United bowed to the clamour to follow suit by pledging a year ago to appoint the first technical director in the club’ s 141-year history. The remit is said to be to augment the structure of the football' with responsibility for the first-team and a long-term outlook on the academy.

Assistant manager Mick Phelan is now believed to be in the running for the role. However, an appointment is still to be made, with former manager Jose Mourinho’s opposition to the idea among the tensions that led to his ousting in December ber.

Many football writers believe this is a major problem. “Manchester United’s wait for a technical director is costing them,” the Manchester Evening News’ Samuel Luckhurst wrote this month. “On a board of directors dominated by six Glazer siblings, United lack football knowledge at a time where negotiations intensify ahead of the summer transfer window.”

James Ducker at The Daily Telegraph agrees, writing: “United’s scattergun approach to recruitment has drawn fierce criticism and there is recognition of a need for someone to take a longer-term view on the first team, loan players and the academy.”

Henry Winter at The Times has meanwhile argues that United needs somebody of the calibre of RB Leipzig’s Paul Mitchell or Marc Overmars at Ajax who can “take a cold-eyed look at the squad, offload underperforming stars and then use an extensive contacts book to bring in the right, thrusting young players.”

Chief executives across many industries will see the logic. A key part of the job, after all, is appointing the best talent. A technical director could also deflect criticism of Woodward’s lack of prowess in the transfer market. There would be someone else to blame and - who knows - the new executive may do a better job.

Not The Answer

It is a tempting argument but lacks depth. Standing up to the board at Manchester United will not be an easy task. Another middleman may not make much difference, particularly if Phelan simply changes his title and does not take a seat on the board.

Sports writers may deride United’s 72 corporate partnerships and pursuit of wealth but this is now one of the world’s largest quoted sports companies, valued at $3.25bn on the New York Stock Exchange.

Despite forecasts that their highly-leveraged takeover  was saddling the club with too much expensive debt, the Glazers have more than quadrupled their money.

Having given three managers more than £750m to spend on players in the post-Ferguson era, they also cannot be said to be under-investing. Could the money have been spent more wisely? Of course. Does it need a longer-term approach? Definitely. Will a single appointment under a new title make the vital difference? Probably not.

Football eras in England can suffer long interregnums. United took 26 years after the 1967 triumph of Best, Charlton and Law, to win the nation’s top football league again. Chelsea did not win it between 1955 and 2005. The beginning of Manchester City’s current success in 2012 ended a 44-year wait.
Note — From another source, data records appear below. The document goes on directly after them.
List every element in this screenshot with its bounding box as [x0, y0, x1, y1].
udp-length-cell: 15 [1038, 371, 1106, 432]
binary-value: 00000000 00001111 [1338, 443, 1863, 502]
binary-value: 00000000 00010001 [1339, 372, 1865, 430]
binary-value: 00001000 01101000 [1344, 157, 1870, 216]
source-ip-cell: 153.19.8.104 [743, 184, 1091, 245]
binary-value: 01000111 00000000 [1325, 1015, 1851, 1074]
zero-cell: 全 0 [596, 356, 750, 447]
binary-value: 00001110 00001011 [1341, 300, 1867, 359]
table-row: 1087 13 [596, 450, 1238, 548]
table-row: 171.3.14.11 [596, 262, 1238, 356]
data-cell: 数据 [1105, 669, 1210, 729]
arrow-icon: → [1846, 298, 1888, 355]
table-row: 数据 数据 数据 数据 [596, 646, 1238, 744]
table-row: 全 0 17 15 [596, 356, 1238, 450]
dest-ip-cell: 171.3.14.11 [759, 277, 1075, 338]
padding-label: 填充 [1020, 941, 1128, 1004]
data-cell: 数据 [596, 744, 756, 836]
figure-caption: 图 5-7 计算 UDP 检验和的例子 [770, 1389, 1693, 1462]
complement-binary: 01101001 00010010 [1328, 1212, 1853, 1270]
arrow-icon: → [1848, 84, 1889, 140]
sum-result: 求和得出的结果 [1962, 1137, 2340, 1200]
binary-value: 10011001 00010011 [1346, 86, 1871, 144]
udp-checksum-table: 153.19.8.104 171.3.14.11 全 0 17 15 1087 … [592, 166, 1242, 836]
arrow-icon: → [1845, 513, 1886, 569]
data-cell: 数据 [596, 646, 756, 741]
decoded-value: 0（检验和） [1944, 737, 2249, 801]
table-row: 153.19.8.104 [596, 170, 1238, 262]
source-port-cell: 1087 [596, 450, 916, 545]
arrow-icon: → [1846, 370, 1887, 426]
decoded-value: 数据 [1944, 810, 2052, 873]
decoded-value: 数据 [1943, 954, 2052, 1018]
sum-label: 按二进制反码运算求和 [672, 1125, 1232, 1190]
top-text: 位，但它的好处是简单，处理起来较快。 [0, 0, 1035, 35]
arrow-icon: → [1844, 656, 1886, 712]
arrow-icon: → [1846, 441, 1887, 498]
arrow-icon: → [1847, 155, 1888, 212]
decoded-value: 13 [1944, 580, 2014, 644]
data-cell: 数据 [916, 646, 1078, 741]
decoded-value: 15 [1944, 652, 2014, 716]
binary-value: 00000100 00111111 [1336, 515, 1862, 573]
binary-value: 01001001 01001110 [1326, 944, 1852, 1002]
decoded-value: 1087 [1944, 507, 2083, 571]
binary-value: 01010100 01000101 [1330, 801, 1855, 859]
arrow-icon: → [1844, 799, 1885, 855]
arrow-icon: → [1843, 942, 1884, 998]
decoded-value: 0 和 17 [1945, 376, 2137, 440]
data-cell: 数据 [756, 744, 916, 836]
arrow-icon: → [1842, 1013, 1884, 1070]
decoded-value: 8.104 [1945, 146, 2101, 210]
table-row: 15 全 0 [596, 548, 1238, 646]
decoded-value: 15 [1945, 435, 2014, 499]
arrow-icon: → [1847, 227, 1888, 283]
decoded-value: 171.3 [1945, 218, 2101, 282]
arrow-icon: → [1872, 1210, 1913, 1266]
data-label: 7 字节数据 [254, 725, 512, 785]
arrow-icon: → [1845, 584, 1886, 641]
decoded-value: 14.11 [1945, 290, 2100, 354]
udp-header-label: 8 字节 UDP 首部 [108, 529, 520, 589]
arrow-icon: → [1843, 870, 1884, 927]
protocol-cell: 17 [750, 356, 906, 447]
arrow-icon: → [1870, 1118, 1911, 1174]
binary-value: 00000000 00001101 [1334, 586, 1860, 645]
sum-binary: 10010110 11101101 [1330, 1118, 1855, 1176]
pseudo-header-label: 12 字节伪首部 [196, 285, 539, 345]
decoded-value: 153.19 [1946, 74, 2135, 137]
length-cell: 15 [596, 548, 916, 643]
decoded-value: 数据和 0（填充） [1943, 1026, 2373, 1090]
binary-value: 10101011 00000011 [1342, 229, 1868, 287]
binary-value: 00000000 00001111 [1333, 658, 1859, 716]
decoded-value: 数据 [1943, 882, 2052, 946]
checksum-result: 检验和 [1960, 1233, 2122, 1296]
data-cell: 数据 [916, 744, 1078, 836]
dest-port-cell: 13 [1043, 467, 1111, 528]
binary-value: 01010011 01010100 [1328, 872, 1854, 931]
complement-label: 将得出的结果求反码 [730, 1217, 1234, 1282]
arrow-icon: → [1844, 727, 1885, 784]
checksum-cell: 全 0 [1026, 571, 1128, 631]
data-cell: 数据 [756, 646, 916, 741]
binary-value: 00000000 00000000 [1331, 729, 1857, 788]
Tottenham and Liverpool have not won it for 58 and 29 years respectively.

Winning eras are characterised by healthy funding, shrewd signings, solid coaching, strong, characterful management and an X factor that brings to life all that dull talk about talent management and the ability to motivate and steer a team.

United’s next golden era will begin when the club gets all that right. A trendy new title on a door at its Carrington training ground may be part of the solution but it is no panacea and technical directors can get sacked too. Whoever gets the new technical director job will find all the odds stacked against them.